16. Il résulte de tout ce qui précède que M. A n’est pas fondé à demander l’annulation de l’arrêté du 22 mars 2023 par lequel le préfet de Saône-et-Loire a refusé de renouveler son titre de séjour, lui a fait obligation de quitter le territoire français dans un délai de trente jours, et a fixé le pays à destination duquel il pourra être éloignée d’office.
Sur les conclusions à fin d’injonction :
17. Le présent jugement, qui rejette les conclusions à fin d’annulation présentées par M. A, n’implique, par lui-même, aucune mesure d’exécution. Par suite, les conclusions à fin d’injonction présentées par le requérant doivent être rejetées.
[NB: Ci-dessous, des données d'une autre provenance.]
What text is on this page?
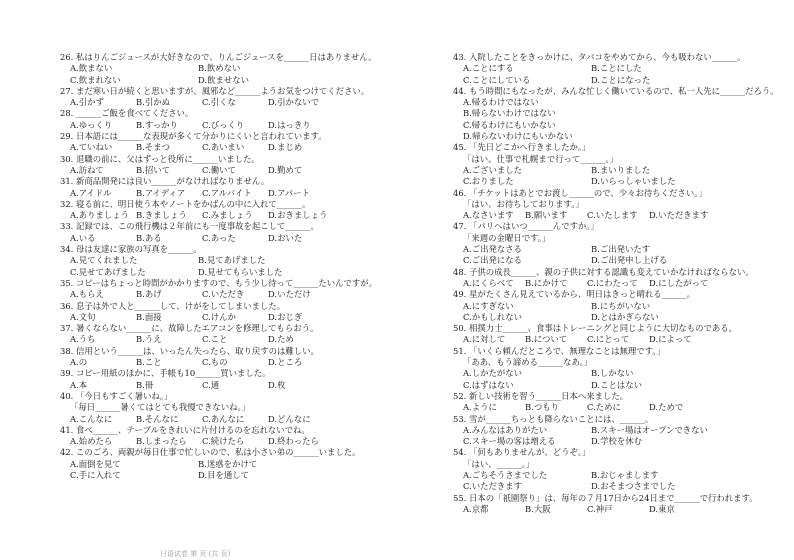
26. 私はりんごジュースが大好きなので、りんごジュースを______日はありません。
A.飲まない	B.飲めない
C.飲まれない	D.飲ませない
27. まだ寒い日が続くと思いますが、風邪など______ようお気をつけてください。
A.引かず	B.引かぬ	C.引くな	D.引かないで
28. ______ご飯を食べてください。
A.ゆっくり	B.すっかり	C.びっくり	D.はっきり
29. 日本語には______な表現が多くて分かりにくいと言われています。
A.ていねい	B.そまつ	C.あいまい	D.まじめ
30. 退職の前に、父はずっと役所に______いました。
A.訪ねて	B.招いて	C.働いて	D.勤めて
31. 新商品開発には良い______がなければなりません。
A.アイドル	B.アイディア	C.アルバイト	D.アパート
32. 寝る前に、明日使う本やノートをかばんの中に入れて______。
A.ありましょう B.きましょう	C.みましょう	D.おきましょう
33. 記録では、この飛行機は２年前にも一度事故を起こして______。
A.いる	B.ある	C.あった	D.おいた
34. 母は友達に家族の写真を______。
A.見てくれました	B.見てあげました
C.見せてあげました	D.見せてもらいました
35. コピーはちょっと時間がかかりますので、もう少し待って______たいんですが。
A.もらえ	B.あげ	C.いただき	D.いただけ
36. 息子は外で人と______して、けがをしてしまいました。
A.文句	B.面接	C.けんか	D.おじぎ
37. 暑くならない______に、故障したエアコンを修理してもらおう。
A.うち	B.うえ	C.こと	D.ため
38. 信用という______は、いったん失ったら、取り戻すのは難しい。
A.の	B.こと	C.もの	D.ところ
39. コピー用紙のほかに、手帳も10______買いました。
A.本	B.冊	C.通	D.枚
40. 「今日もすごく暑いね。」
「毎日______暑くてはとても我慢できないね。」
A.こんなに	B.そんなに	C.あんなに	D.どんなに
41. 食べ______、テーブルをきれいに片付けるのを忘れないでね。
A.始めたら	B.しまったら	C.続けたら	D.終わったら
42. このごろ、両親が毎日仕事で忙しいので、私は小さい弟の______いました。
A.面倒を見て	B.迷惑をかけて
C.手に入れて	D.目を通して
43. 入院したことをきっかけに、タバコをやめてから、今も吸わない______。
A.ことにする	B.ことにした
C.ことにしている	D.ことになった
44. もう時間にもなったが、みんな忙しく働いているので、私一人先に______だろう。
A.帰るわけではない
B.帰らないわけではない
C.帰るわけにもいかない
D.帰らないわけにもいかない
45. 「先日どこかへ行きましたか。」
「はい。仕事で札幌まで行って______。」
A.ございました	B.まいりました
C.おりました	D.いらっしゃいました
46. 「チケットはあとでお渡し______ので、少々お待ちください。」
「はい、お待ちしております。」
A.なさいます	B.願います	C.いたします	D.いただきます
47. 「パリへはいつ______んですか。」
「来週の金曜日です。」
A.ご出発なさる	B.ご出発いたす
C.ご出発になる	D.ご出発申し上げる
48. 子供の成長______、親の子供に対する認識も変えていかなければならない。
A.にくらべて	B.にかけて	C.にわたって	D.にしたがって
49. 星がたくさん見えているから、明日はきっと晴れる______。
A.にすぎない	B.にちがいない
C.かもしれない	D.とはかぎらない
50. 相撲力士______、食事はトレーニングと同じように大切なものである。
A.に対して	B.について	C.にとって	D.によって
51. 「いくら頼んだところで、無理なことは無理です。」
「ああ、もう諦める______なあ。」
A.しかたがない	B.しかない
C.はずはない	D.ことはない
52. 新しい技術を習う______日本へ来ました。
A.ように	B.つもり	C.ために	D.ためで
53. 雪が______ちっとも降らないことには、______。
A.みんなはありがたい	B.スキー場はオープンできない
C.スキー場の客は増える	D.学校を休む
54. 「何もありませんが、どうぞ。」
「はい、______。」
A.ごちそうさまでした	B.おじゃまします
C.いただきます	D.おそまつさまでした
55. 日本の「祇園祭り」は、毎年の７月17日から24日まで______で行われます。
A.京都	B.大阪	C.神戸	D.東京
日语试卷 第 页 (共 页)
Sur les frais liés au litige :
18. Les dispositions de l’article L. 761-1 du code de justice administrative font obstacle à ce que soit mise à la charge de l’Etat, qui n’est pas dans la présente instance la partie perdante, la somme que demande M. A au titre des frais exposés et non compris dans les dépens.
D E C I D E :
Article 1er : La requête de M. A est rejetée.
Article 2 : Le présent jugement sera notifié à M. B A et au préfet de Saône-et-Loire.
Une copie de ce jugement sera transmise, pour information, au ministre de l’intérieur et des outre-mer.
Rendu public par mise à disposition au greffe le 1er août 2023.
La magistrate désignée,
M. DESSEIXLa greffière,
E. HERIQUE
La République mande et ordonne au préfet de Saône-et-Loire, en ce qui le concerne, ou à tous commissaires de justice à ce requis, en ce qui concerne les voies de droit commun contre les parties privées, de pourvoir à l’exécution de la présente décision.